# 2005 Audi A6 reliable?



## euro_vw (Jun 5, 2001)

absolutely love this car, but is it reliable? hear a lot of opinions, and not the good ones.
thanks


----------



## GLI_Man (Sep 1, 2002)

*Re: 2005 Audi A6 reliable? (euro_vw)*

My 2005 has been fantastic. Sure, a few recalls (one involving a coil pack) but it's been otherwise fantastic. I continue to be amazed at the build quality. This thing is built like a tank.
Good luck with your purchase! Any questions, holler! I'll be on the lookout.


----------



## Kemer1 (Jun 30, 2008)

*Re: 2005 Audi A6 reliable? (euro_vw)*

I have this same car. It has almost 45K on the clock and must tell you that for the most part it's been great. Only thing that has been an issue with this car is...
I had my sunroof chew it's track and frame apart. Apparently that had an outstanding recall.
And something in the steering column went







and the car wouldn't recognize the chip in the keys...wouldn't reprogram, and the control module tested ok







! Hell even tech support at Audi hadn't heard of this issue coming up before. Had to do some research, and they decided to replace the whole column. But this was a total fluke thing that like I said apparently hasn't happened to anyone else. 
Otherwise the car is rock solid, drives and handles great.

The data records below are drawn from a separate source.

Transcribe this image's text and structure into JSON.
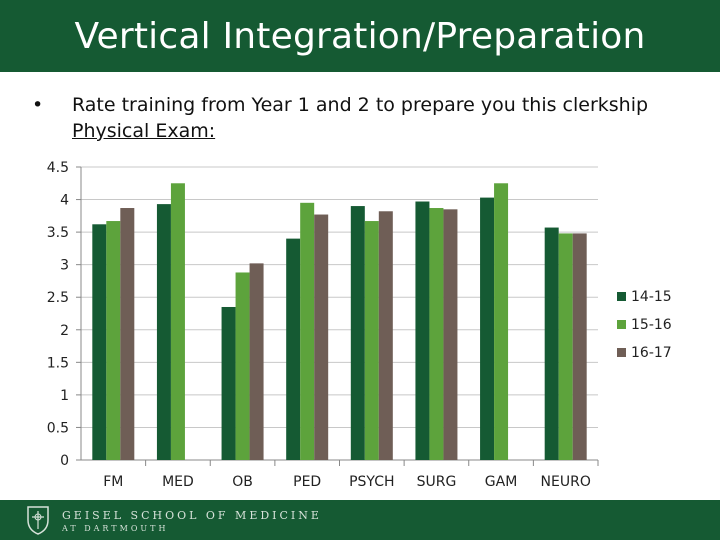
{
  "header": {
    "title": "Vertical Integration/Preparation"
  },
  "body": {
    "bullet": "•",
    "line1": "Rate training from Year 1 and 2 to prepare you this clerkship",
    "line2": "Physical Exam:"
  },
  "chart_data": {
    "type": "bar",
    "categories": [
      "FM",
      "MED",
      "OB",
      "PED",
      "PSYCH",
      "SURG",
      "GAM",
      "NEURO"
    ],
    "series": [
      {
        "name": "14-15",
        "color": "#155a33",
        "values": [
          3.62,
          3.93,
          2.35,
          3.4,
          3.9,
          3.97,
          4.03,
          3.57
        ]
      },
      {
        "name": "15-16",
        "color": "#5da33c",
        "values": [
          3.67,
          4.25,
          2.88,
          3.95,
          3.67,
          3.87,
          4.25,
          3.48
        ]
      },
      {
        "name": "16-17",
        "color": "#6f5e56",
        "values": [
          3.87,
          null,
          3.02,
          3.77,
          3.82,
          3.85,
          null,
          3.48
        ]
      }
    ],
    "y_ticks": [
      "0",
      "0.5",
      "1",
      "1.5",
      "2",
      "2.5",
      "3",
      "3.5",
      "4",
      "4.5"
    ],
    "ylim": [
      0,
      4.5
    ],
    "grid": true,
    "legend": "right"
  },
  "footer": {
    "line1": "GEISEL SCHOOL OF MEDICINE",
    "line2": "AT DARTMOUTH",
    "crest": "shield-crest-icon"
  }
}
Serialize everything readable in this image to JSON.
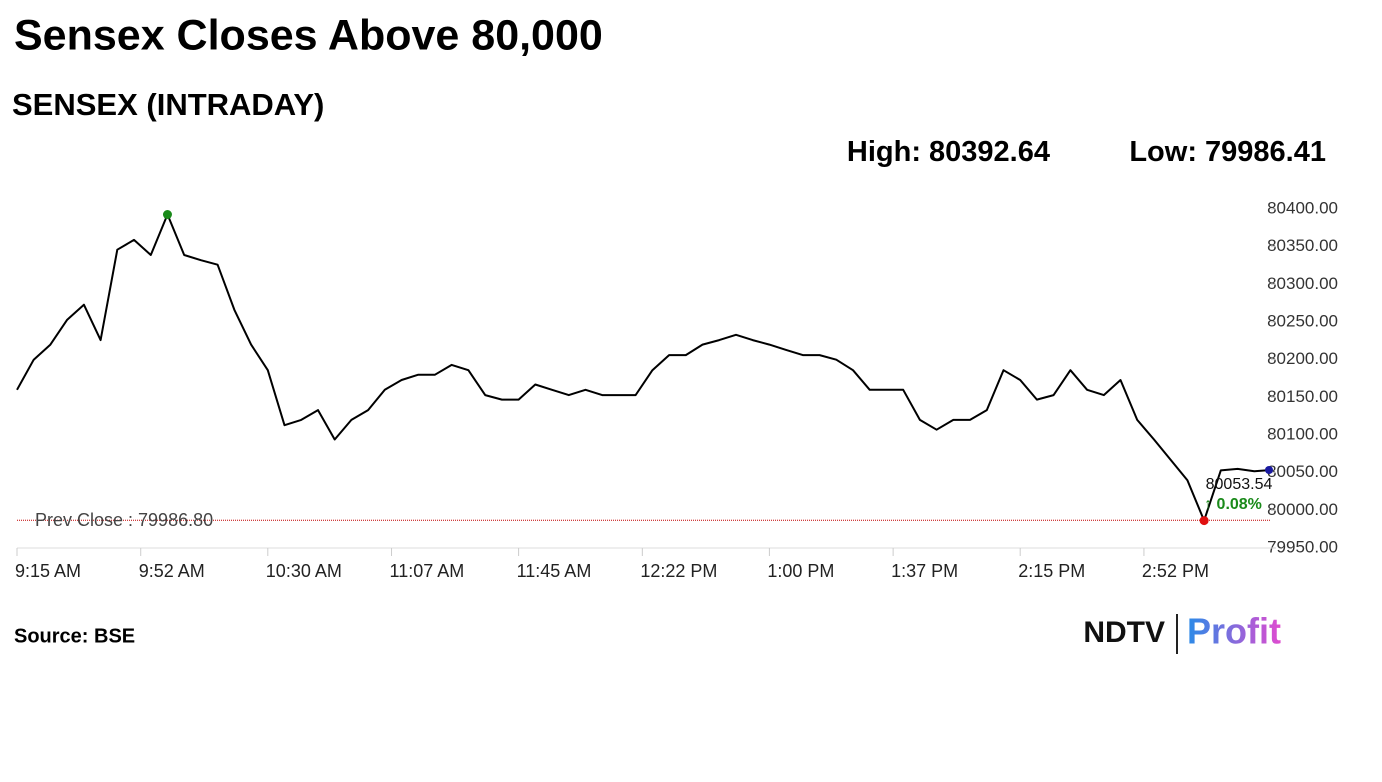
{
  "title": "Sensex Closes Above 80,000",
  "subtitle": "SENSEX (INTRADAY)",
  "stats": [
    {
      "label": "High:",
      "value": 80392.64
    },
    {
      "label": "Low:",
      "value": 79986.41
    }
  ],
  "source": "Source: BSE",
  "logo": [
    "NDTV",
    "Profit"
  ],
  "chart_data": {
    "type": "line",
    "color": "#000000",
    "x": [
      "9:15 AM",
      "9:20 AM",
      "9:25 AM",
      "9:30 AM",
      "9:35 AM",
      "9:40 AM",
      "9:45 AM",
      "9:50 AM",
      "9:55 AM",
      "10:00 AM",
      "10:05 AM",
      "10:10 AM",
      "10:15 AM",
      "10:20 AM",
      "10:25 AM",
      "10:30 AM",
      "10:35 AM",
      "10:40 AM",
      "10:45 AM",
      "10:50 AM",
      "10:55 AM",
      "11:00 AM",
      "11:05 AM",
      "11:10 AM",
      "11:15 AM",
      "11:20 AM",
      "11:25 AM",
      "11:30 AM",
      "11:35 AM",
      "11:40 AM",
      "11:45 AM",
      "11:50 AM",
      "11:55 AM",
      "12:00 PM",
      "12:05 PM",
      "12:10 PM",
      "12:15 PM",
      "12:20 PM",
      "12:25 PM",
      "12:30 PM",
      "12:35 PM",
      "12:40 PM",
      "12:45 PM",
      "12:50 PM",
      "12:55 PM",
      "1:00 PM",
      "1:05 PM",
      "1:10 PM",
      "1:15 PM",
      "1:20 PM",
      "1:25 PM",
      "1:30 PM",
      "1:35 PM",
      "1:40 PM",
      "1:45 PM",
      "1:50 PM",
      "1:55 PM",
      "2:00 PM",
      "2:05 PM",
      "2:10 PM",
      "2:15 PM",
      "2:20 PM",
      "2:25 PM",
      "2:30 PM",
      "2:35 PM",
      "2:40 PM",
      "2:45 PM",
      "2:50 PM",
      "2:55 PM",
      "3:00 PM",
      "3:05 PM",
      "3:10 PM",
      "3:15 PM",
      "3:20 PM",
      "3:25 PM",
      "3:30 PM"
    ],
    "values": [
      80160,
      80200,
      80220,
      80253,
      80273,
      80226,
      80346,
      80359,
      80339,
      80392.64,
      80339,
      80332,
      80326,
      80266,
      80220,
      80186,
      80113,
      80120,
      80133,
      80094,
      80120,
      80133,
      80160,
      80173,
      80180,
      80180,
      80193,
      80186,
      80153,
      80147,
      80147,
      80167,
      80160,
      80153,
      80160,
      80153,
      80153,
      80153,
      80186,
      80206,
      80206,
      80220,
      80226,
      80233,
      80226,
      80220,
      80213,
      80206,
      80206,
      80200,
      80186,
      80160,
      80160,
      80160,
      80120,
      80107,
      80120,
      80120,
      80133,
      80186,
      80173,
      80147,
      80153,
      80186,
      80160,
      80153,
      80173,
      80120,
      80094,
      80067,
      80040,
      79986.41,
      80053,
      80055,
      80052,
      80053.54
    ],
    "ylim": [
      79950,
      80400
    ],
    "yticks": [
      {
        "value": 79950,
        "label": "79950.00"
      },
      {
        "value": 80000,
        "label": "80000.00"
      },
      {
        "value": 80050,
        "label": "80050.00"
      },
      {
        "value": 80100,
        "label": "80100.00"
      },
      {
        "value": 80150,
        "label": "80150.00"
      },
      {
        "value": 80200,
        "label": "80200.00"
      },
      {
        "value": 80250,
        "label": "80250.00"
      },
      {
        "value": 80300,
        "label": "80300.00"
      },
      {
        "value": 80350,
        "label": "80350.00"
      },
      {
        "value": 80400,
        "label": "80400.00"
      }
    ],
    "xticks": [
      "9:15 AM",
      "9:52 AM",
      "10:30 AM",
      "11:07 AM",
      "11:45 AM",
      "12:22 PM",
      "1:00 PM",
      "1:37 PM",
      "2:15 PM",
      "2:52 PM"
    ],
    "prev_close": {
      "label": "Prev Close : 79986.80",
      "value": 79986.8,
      "color": "#c00000"
    },
    "annotations": [
      "80053.54",
      "↑ 0.08%"
    ]
  }
}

Hopefully the gremlins are now behind me, and the car will do another 45K without issues.


----------



## jperryrocks (Jan 26, 2006)

*Re: 2005 Audi A6 reliable? (Kemer1)*

some of the very early 05's had a few issues, but nothing out of the ordinary for a new body style
but overall, for a brand new platform with all the new tech upgrades and MMI, it was a pretty darn good car.


----------